OpenSprinkler › Forums › Hardware Questions › OpenSprinkler › Controller lockups / crashes with wired Ethernet module › Reply To: Controller lockups / crashes with wired Ethernet module
Wendell
John,
I think you are correct that rebooting isn’t a perfect solution (although it’s better than a zone getting stuck “on” forever). In theory you could restore the unit to the last known state by periodically writing the current status to NVRAM and then reading that back out on each reboot, but from my experience this can lead to other problems. And if the lock-ups are occurring due to a buffer overrun corrupting the program or data space, you really wouldn’t want to try to restart from the last known state anyway.
The variety of symptoms I’ve seen really makes me think that the crashes aren’t just one portion of the system (e.g. the ethernet module) locking up, and if I’m correct, it would be nearly impossible to detect the crash condition and reliably reboot from it. Years ago I experienced an issue where an embedded controller was doing really strange things at random times. It occurred on only a small percentage of the units we made, but when the crashes happened, they were completely random. In our case it was a hardware bug in an Atmel CPU chip that was causing it to literally execute code at random locations… pretty much the worst case nightmare a programmer can run into. I suspect that the problem we’re seeing with the OS controller isn’t nearly this insidious, but until someone can figure out the actual cause of the crashes (versus simply detecting when they have occurred and trying to reboot), I don’t think there will be a good solution to the problem.

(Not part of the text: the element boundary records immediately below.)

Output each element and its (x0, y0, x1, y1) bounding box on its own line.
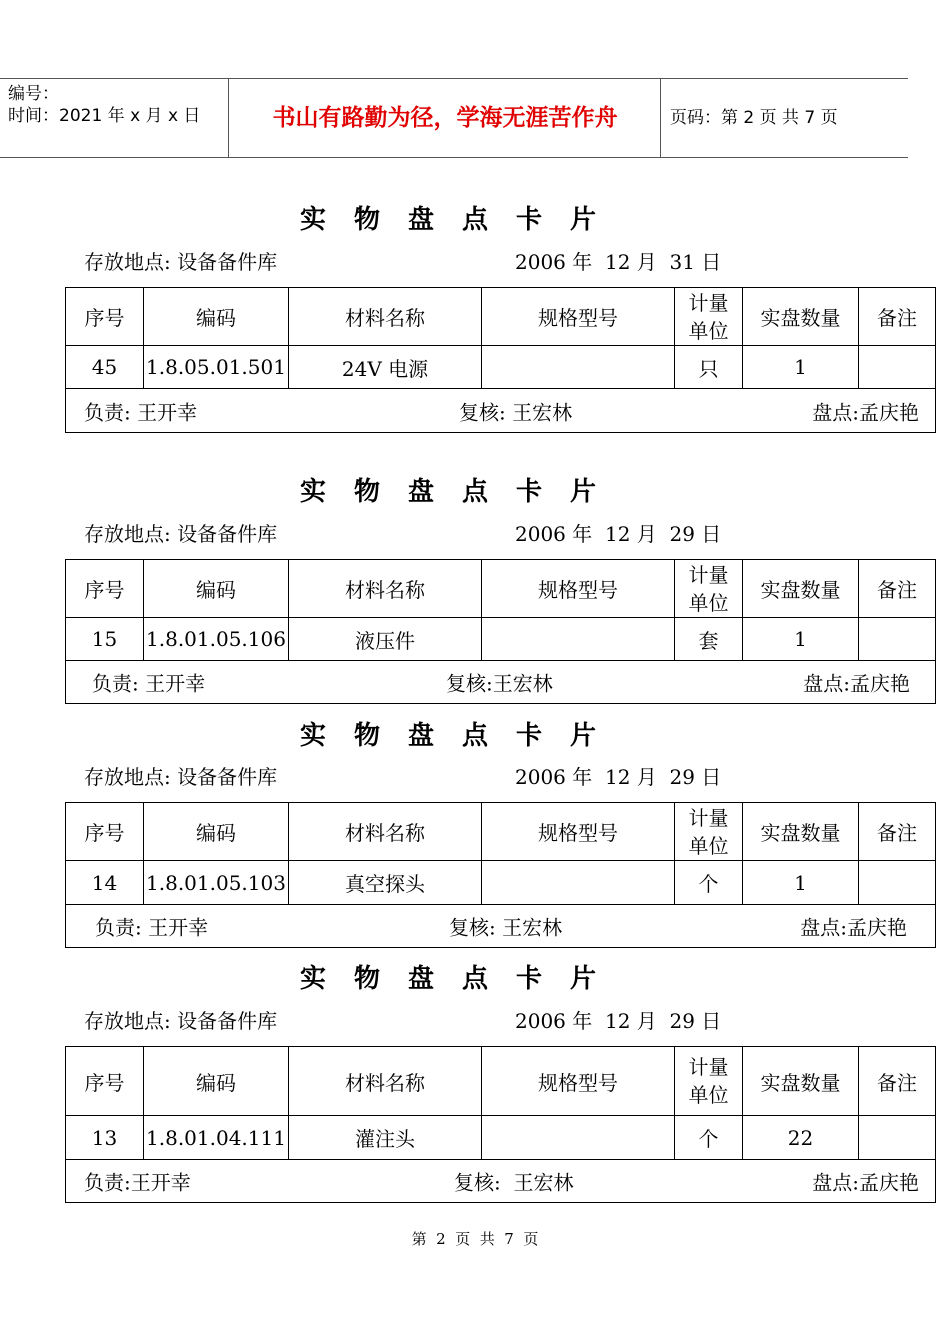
reviewer: 复核: 王宏林 (449, 915, 563, 940)
card-title: 实物盘点卡片 (300, 205, 625, 235)
col-header-name: 材料名称 (289, 1047, 482, 1116)
col-header-code: 编码 (144, 803, 289, 861)
responsible: 负责: 王开幸 (84, 400, 198, 424)
cell-name: 真空探头 (289, 861, 482, 905)
table-header-row (66, 288, 936, 346)
col-header-spec: 规格型号 (482, 803, 675, 861)
storage-location: 存放地点: 设备备件库 (84, 250, 278, 274)
table-row (66, 618, 936, 661)
header-meta (8, 83, 200, 127)
inventory-table (65, 802, 936, 948)
table-header-row (66, 803, 936, 861)
col-header-spec: 规格型号 (482, 288, 675, 346)
inventory-table (65, 1046, 936, 1203)
storage-location: 存放地点: 设备备件库 (84, 1009, 278, 1033)
cell-code: 1.8.01.05.106 (144, 618, 289, 661)
card-date: 2006 年 12 月 29 日 (515, 522, 722, 546)
cell-name: 24V 电源 (289, 346, 482, 389)
header-divider (660, 79, 661, 157)
col-header-qty: 实盘数量 (743, 560, 859, 618)
col-header-no: 序号 (66, 803, 144, 861)
col-header-spec: 规格型号 (482, 1047, 675, 1116)
cell-spec (482, 861, 675, 905)
storage-location: 存放地点: 设备备件库 (84, 522, 278, 546)
cell-no: 15 (66, 618, 144, 661)
cell-code: 1.8.01.05.103 (144, 861, 289, 905)
card-date: 2006 年 12 月 29 日 (515, 1009, 722, 1033)
cell-note (859, 618, 936, 661)
counter: 盘点:孟庆艳 (812, 400, 919, 424)
col-header-name: 材料名称 (289, 803, 482, 861)
cell-note (859, 861, 936, 905)
cell-qty: 1 (743, 346, 859, 389)
col-header-spec: 规格型号 (482, 560, 675, 618)
col-header-unit: 计量 单位 (675, 1047, 743, 1116)
responsible: 负责:王开幸 (84, 1170, 191, 1195)
storage-location: 存放地点: 设备备件库 (84, 765, 278, 789)
card-date: 2006 年 12 月 31 日 (515, 250, 722, 274)
col-header-code: 编码 (144, 1047, 289, 1116)
signature-row (66, 1160, 936, 1203)
cell-code: 1.8.05.01.501 (144, 346, 289, 389)
cell-unit: 个 (675, 1116, 743, 1160)
col-header-code: 编码 (144, 560, 289, 618)
cell-unit: 套 (675, 618, 743, 661)
header-divider (228, 79, 229, 157)
col-header-name: 材料名称 (289, 560, 482, 618)
cell-code: 1.8.01.04.111 (144, 1116, 289, 1160)
reviewer: 复核: 王宏林 (454, 1170, 574, 1195)
responsible: 负责: 王开幸 (92, 671, 206, 696)
cell-spec (482, 618, 675, 661)
col-header-no: 序号 (66, 1047, 144, 1116)
inventory-table (65, 287, 936, 433)
cell-unit: 个 (675, 861, 743, 905)
col-header-unit: 计量 单位 (675, 803, 743, 861)
card-title: 实物盘点卡片 (300, 721, 625, 751)
cell-qty: 22 (743, 1116, 859, 1160)
cell-note (859, 346, 936, 389)
responsible: 负责: 王开幸 (95, 915, 209, 940)
signature-row (66, 389, 936, 433)
col-header-code: 编码 (144, 288, 289, 346)
table-header-row (66, 1047, 936, 1116)
col-header-note: 备注 (859, 560, 936, 618)
time-label: 时间：2021 年 x 月 x 日 (8, 106, 201, 126)
table-row (66, 346, 936, 389)
signature-row (66, 905, 936, 948)
col-header-unit: 计量 单位 (675, 560, 743, 618)
cell-unit: 只 (675, 346, 743, 389)
cell-name: 灌注头 (289, 1116, 482, 1160)
col-header-qty: 实盘数量 (743, 1047, 859, 1116)
col-header-name: 材料名称 (289, 288, 482, 346)
page-info: 页码：第 2 页 共 7 页 (670, 108, 838, 128)
cell-no: 45 (66, 346, 144, 389)
col-header-no: 序号 (66, 288, 144, 346)
table-row (66, 861, 936, 905)
counter: 盘点:孟庆艳 (800, 915, 907, 940)
col-header-qty: 实盘数量 (743, 288, 859, 346)
cell-no: 14 (66, 861, 144, 905)
cell-no: 13 (66, 1116, 144, 1160)
col-header-qty: 实盘数量 (743, 803, 859, 861)
cell-name: 液压件 (289, 618, 482, 661)
cell-qty: 1 (743, 618, 859, 661)
card-date: 2006 年 12 月 29 日 (515, 765, 722, 789)
reviewer: 复核:王宏林 (446, 671, 553, 696)
cell-note (859, 1116, 936, 1160)
motto: 书山有路勤为径，学海无涯苦作舟 (272, 104, 618, 131)
reviewer: 复核: 王宏林 (459, 400, 573, 424)
col-header-unit: 计量 单位 (675, 288, 743, 346)
col-header-no: 序号 (66, 560, 144, 618)
card-title: 实物盘点卡片 (300, 477, 625, 507)
table-header-row (66, 560, 936, 618)
col-header-note: 备注 (859, 1047, 936, 1116)
card-title: 实物盘点卡片 (300, 964, 625, 994)
counter: 盘点:孟庆艳 (812, 1170, 919, 1195)
page-footer: 第 2 页 共 7 页 (411, 1230, 539, 1248)
col-header-note: 备注 (859, 803, 936, 861)
signature-row (66, 661, 936, 704)
number-label: 编号： (8, 84, 59, 104)
cell-spec (482, 346, 675, 389)
cell-spec (482, 1116, 675, 1160)
table-row (66, 1116, 936, 1160)
counter: 盘点:孟庆艳 (803, 671, 910, 696)
page-header (0, 78, 908, 158)
inventory-table (65, 559, 936, 704)
col-header-note: 备注 (859, 288, 936, 346)
cell-qty: 1 (743, 861, 859, 905)
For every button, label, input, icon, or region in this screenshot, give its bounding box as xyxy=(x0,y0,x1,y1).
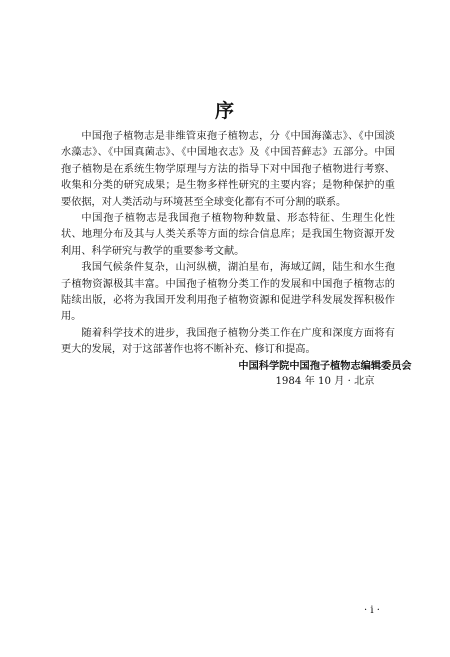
page-title: 序 xyxy=(214,100,235,122)
paragraph-4: 随着科学技术的进步，我国孢子植物分类工作在广度和深度方面将有更大的发展，对于这部著作也将不断补充、修订和提高。 xyxy=(61,327,395,356)
preface-body xyxy=(61,129,395,359)
paragraph-1: 中国孢子植物志是非维管束孢子植物志，分《中国海藻志》、《中国淡水藻志》、《中国真菌志》、《中国地衣志》及《中国苔藓志》五部分。中国孢子植物是在系统生物学原理与方法的指导下对中国孢子植物进行考察、收集和分类的研究成果；是生物多样性研究的主要内容；是物种保护的重要依据，对人类活动与环境甚至全球变化都有不可分割的联系。 xyxy=(61,131,395,208)
page-number: · i · xyxy=(364,605,380,616)
signature-date: 1984 年 10 月 · 北京 xyxy=(275,376,375,388)
signature-organization: 中国科学院中国孢子植物志编辑委员会 xyxy=(238,360,412,372)
paragraph-3: 我国气候条件复杂，山河纵横，湖泊星布，海域辽阔，陆生和水生孢子植物资源极其丰富。中国孢子植物分类工作的发展和中国孢子植物志的陆续出版，必将为我国开发利用孢子植物资源和促进学科发展发挥积极作用。 xyxy=(61,262,395,323)
signature-block xyxy=(230,358,420,391)
paragraph-2: 中国孢子植物志是我国孢子植物物种数量、形态特征、生理生化性状、地理分布及其与人类关系等方面的综合信息库；是我国生物资源开发利用、科学研究与教学的重要参考文献。 xyxy=(61,213,395,257)
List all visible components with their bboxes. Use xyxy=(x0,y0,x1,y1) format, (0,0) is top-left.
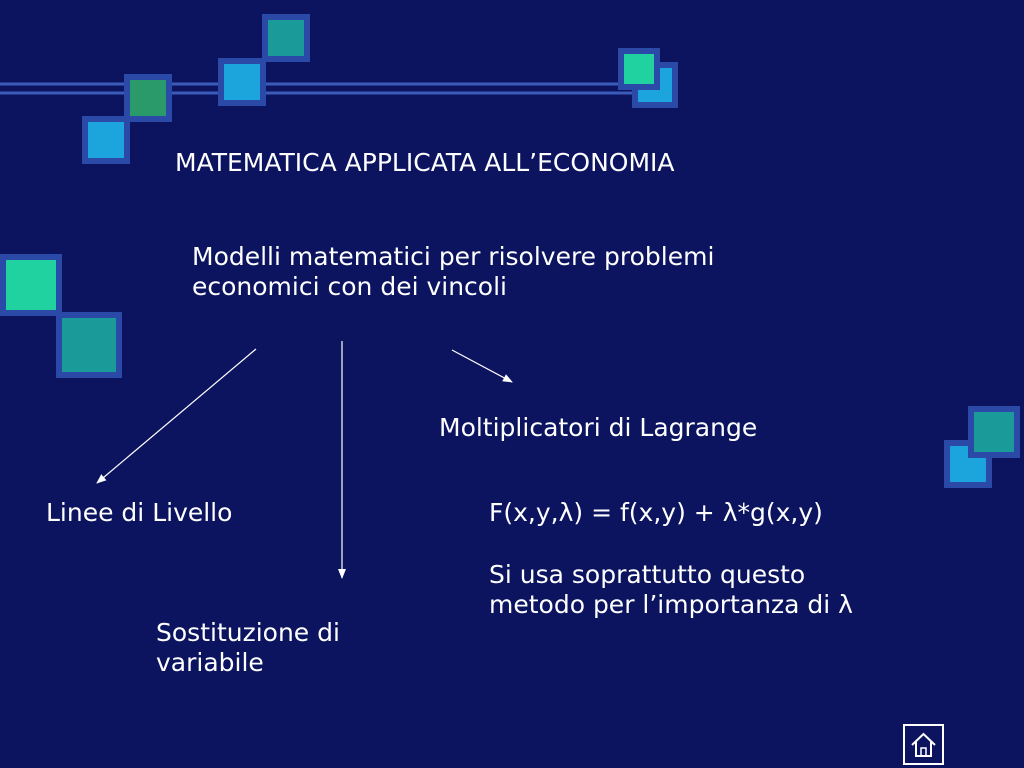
slide-subtitle: Modelli matematici per risolvere problemi economici con dei vincoli xyxy=(192,242,715,301)
right-squares xyxy=(944,406,1020,488)
lagrange-note: Si usa soprattutto questo metodo per l’importanza di λ xyxy=(489,560,853,619)
branch-sostituzione: Sostituzione di variabile xyxy=(156,618,340,677)
branch-livello: Linee di Livello xyxy=(46,498,233,527)
top-right-squares xyxy=(618,48,678,108)
slide-title: MATEMATICA APPLICATA ALL’ECONOMIA xyxy=(175,148,675,177)
lagrange-formula: F(x,y,λ) = f(x,y) + λ*g(x,y) xyxy=(489,498,823,527)
left-squares xyxy=(0,254,122,378)
home-icon xyxy=(909,730,938,759)
arrow-to-lagrange xyxy=(452,350,512,382)
flow-arrows xyxy=(97,341,512,578)
home-button[interactable] xyxy=(903,724,944,765)
branch-lagrange: Moltiplicatori di Lagrange xyxy=(439,413,758,442)
top-rule xyxy=(0,84,650,93)
top-left-squares xyxy=(82,14,310,164)
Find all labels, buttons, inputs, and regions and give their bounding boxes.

If Ray can pin down the actual cause of the problem then I agree that a software patch will likely solve all of the problems, but simply trying to detect when a problem has already occurred isn’t likely to be a viable solution. I’ll freely admit that I don’t know the architecture of the OS system (i.e. is everything running on the main CPU, or is there an additional microcontroller in the ethernet module?), so my hypothesis could be off due to not understanding how the various system components relate to one another, but if the entirety of the code is running on one CPU, the varied symptoms I’m seeing suggest that there is some type of widespread corruption of data at play.
Regardless of whether the root cause can be found and corrected, I would rather be running a system that handles the TCP/IP stack in hardware, since it should result in more reliable network operations and free up the CPU to run only the application itself (potentially making it more responsive to user inputs). Implementing the W5500 chip sounds like a really good idea to me!